La philosophie sociale dans le theatre d'Ibsen. Ossip Lourié
rel="nofollow" href="#ulink_092aaadf-e977-5a16-a25c-c1dc266063bb">[18] G. Séailles. Le Génie dans l'art, p. 2.
[19] Séance de l'Académie des sciences morales et politiques, 23 juillet 1899. Travaux de l'Académie, novembre 1899, p. 486 et suiv.
[20] Renan. L'Antéchrist, préface, p. vii.
LA VIE D'HENRIK IBSEN
La philosophie n'est pas une science comme une autre; il y reste toujours un élément personnel qu'on ne saurait négliger. Toute philosophie porte le nom d'un homme.
CHALLEMEL-LACOUR,
Philosophie individualiste, p. ii.
CHAPITRE PREMIER
L'enfance d'Ibsen. La pharmacie de Grimstad. La révolution hongroise. Christiania. L'école de Helmberg. La première pièce d'Ibsen, Catilina. Ibsen, rédacteur d'Andrimmer. Ses premières poésies. Ibsen, metteur en scène du théâtre de Bergen (1851-1857) et directeur du théâtre de Christiania (1857-1862). Son mariage. La comédie de l'Amour. Le subside, le Digter gage, du Storthing norvégien. La guerre entre le Danemark et la Prusse. L'exil. 1828-1864.
I
Henrik Ibsen naquit, le 20 mars 1828[1] à Skien, province de Télemarken où son bisaïeul, d'origine danoise, était venu s'établir en 1726.

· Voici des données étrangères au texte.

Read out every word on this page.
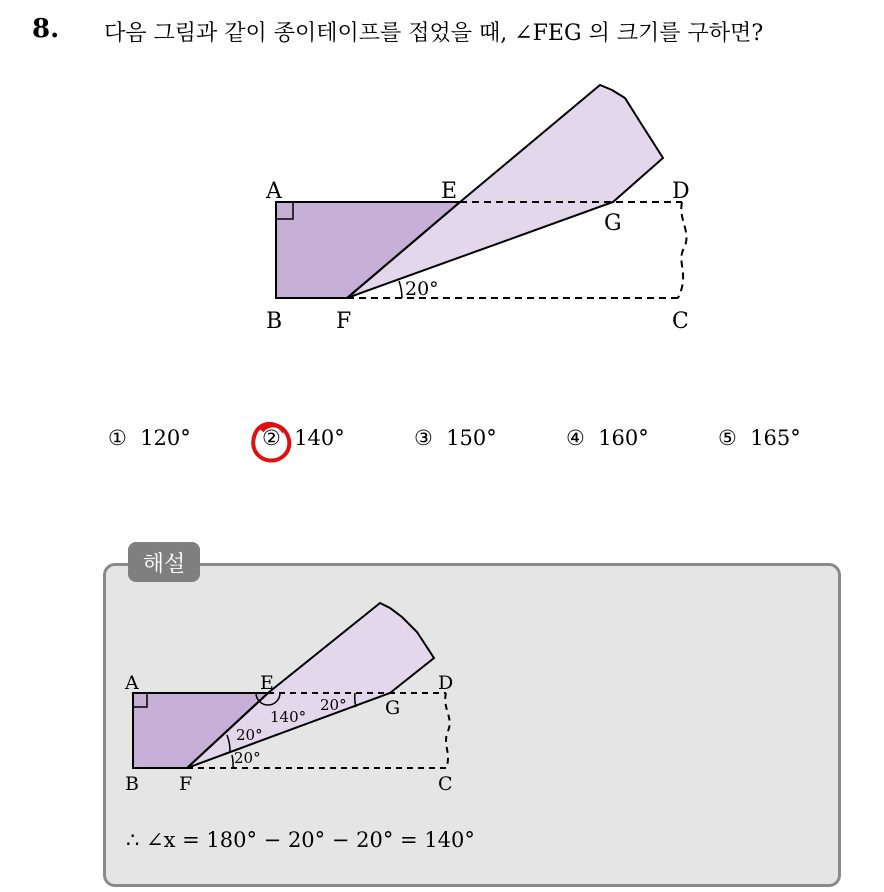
8. 다음 그림과 같이 종이테이프를 접었을 때, ∠FEG 의 크기를 구하면?
20°
A	E	D
G
B F	C
① 120°	② 140°	③ 150°	④ 160°	⑤ 165°
해설
140°
20°
20°
20°
A	E	D
G
B F	C
∴ ∠x = 180° − 20° − 20° = 140°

Patrie de Lammers, célèbre orateur protestant dont les prédications enflammées créèrent un grand mouvement religieux en Norvège, Skien est considéré comme le foyer du piétisme luthérien.
Le père du dramaturge, commerçant aisé, avait un caractère expansif; sa mère était austère, d'humeur silencieuse, taciturne. La famille jouissait d'une considération particulière dans cette petite ville de province. «Notre maison, écrit Ibsen, était située près de l'église, remarquable par sa haute tour, à droite se trouvait une potence; à gauche, l'hôtel de ville, la prison avec un asile d'aliénés et deux écoles. Partout des maisons, aucune verdure, aucun horizon libre. Mais dans l'air, un bruit sourd et formidable mugissait sans cesse; il ressemblait tantôt â des gémissements, tantôt à de lugubres lamentations: c'était le murmure des cascades et le chant plaintif des scieries qui se trouvaient en dehors de la ville. Quand plus tard je lisais des histoires sur la guillotine, je pensais toujours à ces scieries.
«L'église était le plus joli bâtiment de la ville. Ce qui préoccupait surtout mon imagination, c'était la lucarne, au bas du clocher; elle avait pour moi un sens mystérieux; la première impression consciente qu'elle produisit sur moi ne s'efface pas de ma mémoire. Je me rappelle, un jour, ma bonne me conduisit à l'église et me tenant entre ses mains me mit dans la lucarne. Ce fut pour moi un éblouissement étrange.... J'ai vu les passants, j'ai vu notre maison et les stores de nos fenêtres; j'ai aperçu aussi manière.... Tout à coup un tumulte ... on me fait des signes de là-bas.... Lorsque je suis descendu, j'ai appris que ma mère m'apercevant dans la lucarne se mit à crier et tomba sans connaissance. Dès qu'elle me revit, elle commença à pleurer, à m'embrasser. Quand plus tard, dans ma jeunesse, je traversais la place, je levais toujours mon regard vers cette lucarne et il me semblait qu'un lien mystérieux existait entre elle et moi.»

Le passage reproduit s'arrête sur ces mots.